Duyulmaya o kadar mahçuptu ki haykırışları kellesini alırdı hükümdarının. İhtiyacı olan da buydu yoksa korkusu onu yok edecekti o deneyemeden.

"Özür dilerim ben seni savunamadım..." o sustu dudaklarından feryat eden hıçkırık susturdu etrafı. Ondan başkasını duymak mümkün değildi.
  Üzüldüğü kadar gülümsemeye çalıştım, "Ben bizi savundum." İyileşecekmiş gibi.

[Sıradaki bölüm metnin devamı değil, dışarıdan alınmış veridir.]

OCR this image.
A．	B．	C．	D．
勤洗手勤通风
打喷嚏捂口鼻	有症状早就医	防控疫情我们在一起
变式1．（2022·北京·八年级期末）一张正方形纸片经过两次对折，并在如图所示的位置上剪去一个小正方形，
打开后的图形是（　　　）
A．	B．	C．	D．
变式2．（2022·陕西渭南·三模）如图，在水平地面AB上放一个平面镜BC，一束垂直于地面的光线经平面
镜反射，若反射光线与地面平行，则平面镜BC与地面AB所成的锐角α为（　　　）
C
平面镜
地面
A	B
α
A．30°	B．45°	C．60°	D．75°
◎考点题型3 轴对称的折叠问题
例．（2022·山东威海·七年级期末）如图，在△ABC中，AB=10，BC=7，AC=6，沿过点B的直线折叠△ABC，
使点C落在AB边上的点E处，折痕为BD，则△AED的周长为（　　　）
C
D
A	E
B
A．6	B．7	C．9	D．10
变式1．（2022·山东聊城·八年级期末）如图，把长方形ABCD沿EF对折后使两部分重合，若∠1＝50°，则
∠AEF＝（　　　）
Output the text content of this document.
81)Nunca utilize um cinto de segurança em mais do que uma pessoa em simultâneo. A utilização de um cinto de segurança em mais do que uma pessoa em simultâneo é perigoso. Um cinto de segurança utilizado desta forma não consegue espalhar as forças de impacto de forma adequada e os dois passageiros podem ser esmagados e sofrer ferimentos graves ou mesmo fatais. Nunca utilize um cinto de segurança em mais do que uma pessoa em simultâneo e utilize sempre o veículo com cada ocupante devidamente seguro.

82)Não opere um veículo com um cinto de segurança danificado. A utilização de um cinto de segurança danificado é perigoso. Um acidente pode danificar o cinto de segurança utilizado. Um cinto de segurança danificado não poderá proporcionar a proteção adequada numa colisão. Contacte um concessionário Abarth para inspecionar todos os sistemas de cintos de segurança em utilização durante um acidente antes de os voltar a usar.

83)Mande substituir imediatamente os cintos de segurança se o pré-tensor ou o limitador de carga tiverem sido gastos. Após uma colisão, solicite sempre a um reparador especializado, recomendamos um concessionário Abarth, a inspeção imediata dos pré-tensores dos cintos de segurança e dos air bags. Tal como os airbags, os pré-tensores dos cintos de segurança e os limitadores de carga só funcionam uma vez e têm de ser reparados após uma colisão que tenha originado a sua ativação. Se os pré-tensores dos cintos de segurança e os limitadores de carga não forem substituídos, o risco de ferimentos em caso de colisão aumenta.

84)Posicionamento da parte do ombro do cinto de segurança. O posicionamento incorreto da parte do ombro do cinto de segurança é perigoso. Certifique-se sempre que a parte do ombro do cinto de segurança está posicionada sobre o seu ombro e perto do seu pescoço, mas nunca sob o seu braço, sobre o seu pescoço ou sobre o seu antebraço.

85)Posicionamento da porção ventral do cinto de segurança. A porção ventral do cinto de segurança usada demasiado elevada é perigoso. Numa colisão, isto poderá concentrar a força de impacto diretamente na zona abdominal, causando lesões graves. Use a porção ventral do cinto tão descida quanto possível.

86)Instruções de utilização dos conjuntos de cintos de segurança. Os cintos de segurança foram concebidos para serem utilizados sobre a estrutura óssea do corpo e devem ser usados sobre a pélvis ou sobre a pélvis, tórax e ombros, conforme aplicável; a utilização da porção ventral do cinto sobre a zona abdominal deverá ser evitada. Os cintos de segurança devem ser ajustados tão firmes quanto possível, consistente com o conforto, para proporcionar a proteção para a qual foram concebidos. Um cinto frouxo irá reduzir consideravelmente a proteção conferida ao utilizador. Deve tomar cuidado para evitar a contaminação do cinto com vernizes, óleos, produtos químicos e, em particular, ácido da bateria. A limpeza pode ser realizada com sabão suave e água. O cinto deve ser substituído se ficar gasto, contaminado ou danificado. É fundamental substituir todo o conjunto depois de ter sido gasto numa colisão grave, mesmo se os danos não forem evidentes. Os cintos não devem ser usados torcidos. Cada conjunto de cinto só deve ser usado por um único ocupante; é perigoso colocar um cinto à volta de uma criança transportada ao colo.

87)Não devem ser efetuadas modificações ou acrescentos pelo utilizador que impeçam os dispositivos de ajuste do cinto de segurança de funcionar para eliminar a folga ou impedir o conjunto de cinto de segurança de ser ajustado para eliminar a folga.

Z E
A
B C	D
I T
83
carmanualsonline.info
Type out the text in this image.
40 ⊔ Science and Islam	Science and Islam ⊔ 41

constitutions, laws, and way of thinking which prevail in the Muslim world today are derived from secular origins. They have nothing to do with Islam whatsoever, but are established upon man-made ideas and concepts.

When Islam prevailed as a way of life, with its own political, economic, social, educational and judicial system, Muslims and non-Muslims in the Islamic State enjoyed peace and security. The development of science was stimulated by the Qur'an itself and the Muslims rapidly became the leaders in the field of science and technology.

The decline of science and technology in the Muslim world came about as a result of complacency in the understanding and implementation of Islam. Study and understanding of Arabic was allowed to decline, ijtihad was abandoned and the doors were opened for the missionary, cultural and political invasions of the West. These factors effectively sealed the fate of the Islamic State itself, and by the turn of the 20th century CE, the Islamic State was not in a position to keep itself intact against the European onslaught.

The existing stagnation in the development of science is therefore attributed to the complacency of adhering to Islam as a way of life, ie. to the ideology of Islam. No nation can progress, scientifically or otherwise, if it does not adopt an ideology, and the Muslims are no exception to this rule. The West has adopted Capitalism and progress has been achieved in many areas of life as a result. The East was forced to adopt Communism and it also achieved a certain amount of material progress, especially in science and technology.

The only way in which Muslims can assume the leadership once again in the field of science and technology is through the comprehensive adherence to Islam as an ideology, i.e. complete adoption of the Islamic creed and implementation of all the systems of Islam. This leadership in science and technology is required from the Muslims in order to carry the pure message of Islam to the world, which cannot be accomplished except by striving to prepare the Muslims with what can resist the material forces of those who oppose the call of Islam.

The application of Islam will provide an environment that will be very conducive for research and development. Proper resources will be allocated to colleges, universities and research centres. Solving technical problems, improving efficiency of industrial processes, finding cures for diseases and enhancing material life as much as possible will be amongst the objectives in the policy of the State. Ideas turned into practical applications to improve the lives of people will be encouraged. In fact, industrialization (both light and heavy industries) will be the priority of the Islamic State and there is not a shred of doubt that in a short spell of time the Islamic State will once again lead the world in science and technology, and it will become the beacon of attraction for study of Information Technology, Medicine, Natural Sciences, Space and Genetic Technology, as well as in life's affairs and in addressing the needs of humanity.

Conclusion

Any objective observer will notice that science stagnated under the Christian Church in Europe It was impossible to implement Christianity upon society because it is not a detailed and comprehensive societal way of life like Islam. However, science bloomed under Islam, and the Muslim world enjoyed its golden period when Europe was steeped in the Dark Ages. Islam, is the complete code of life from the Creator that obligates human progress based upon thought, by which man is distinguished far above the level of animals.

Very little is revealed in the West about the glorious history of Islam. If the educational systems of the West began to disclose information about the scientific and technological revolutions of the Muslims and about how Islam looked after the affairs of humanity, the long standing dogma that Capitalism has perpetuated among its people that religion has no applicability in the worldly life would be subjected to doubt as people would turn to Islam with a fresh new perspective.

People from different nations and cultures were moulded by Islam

  Yüzündeki titreme azalırken gözlerindeki parlaklık sebebiyetini yaşlara vermiyordu.

Güzü unutturmayan bir rüzgar geçti aramızdan.

O ana dek herkesin çevremde kimlik çaldığını anlamak içimde buruk bir his oluşturmuştu.

Herkes en güçlünün kimliğine bürünmeye çalışan yalan tohumlarıydı, yalanlarla besleniyorlardı. Yeterince büyüdüyse kendi de inanırdı kendisine.

Üzerindeki ceketi çıkarıp çıplak kollarıma sarmaya çalıştı, daha fazla üşüdüğünü görebiliyordum. Emir olduğumuz yerden fazla uzak değildi, telefonu kulağına götürmüş dudaklarını okuyamayacağım kadar hızlı konuşuyordu. Onun kasveti yalanlarındaydı, Uygar ise gülü koparmaya korkan bir insan gibiydi. Durdukça canı yanacaktı, durdukça batacaktı ama yok edecek gücü bulamıyordu karşısındayken dikeni.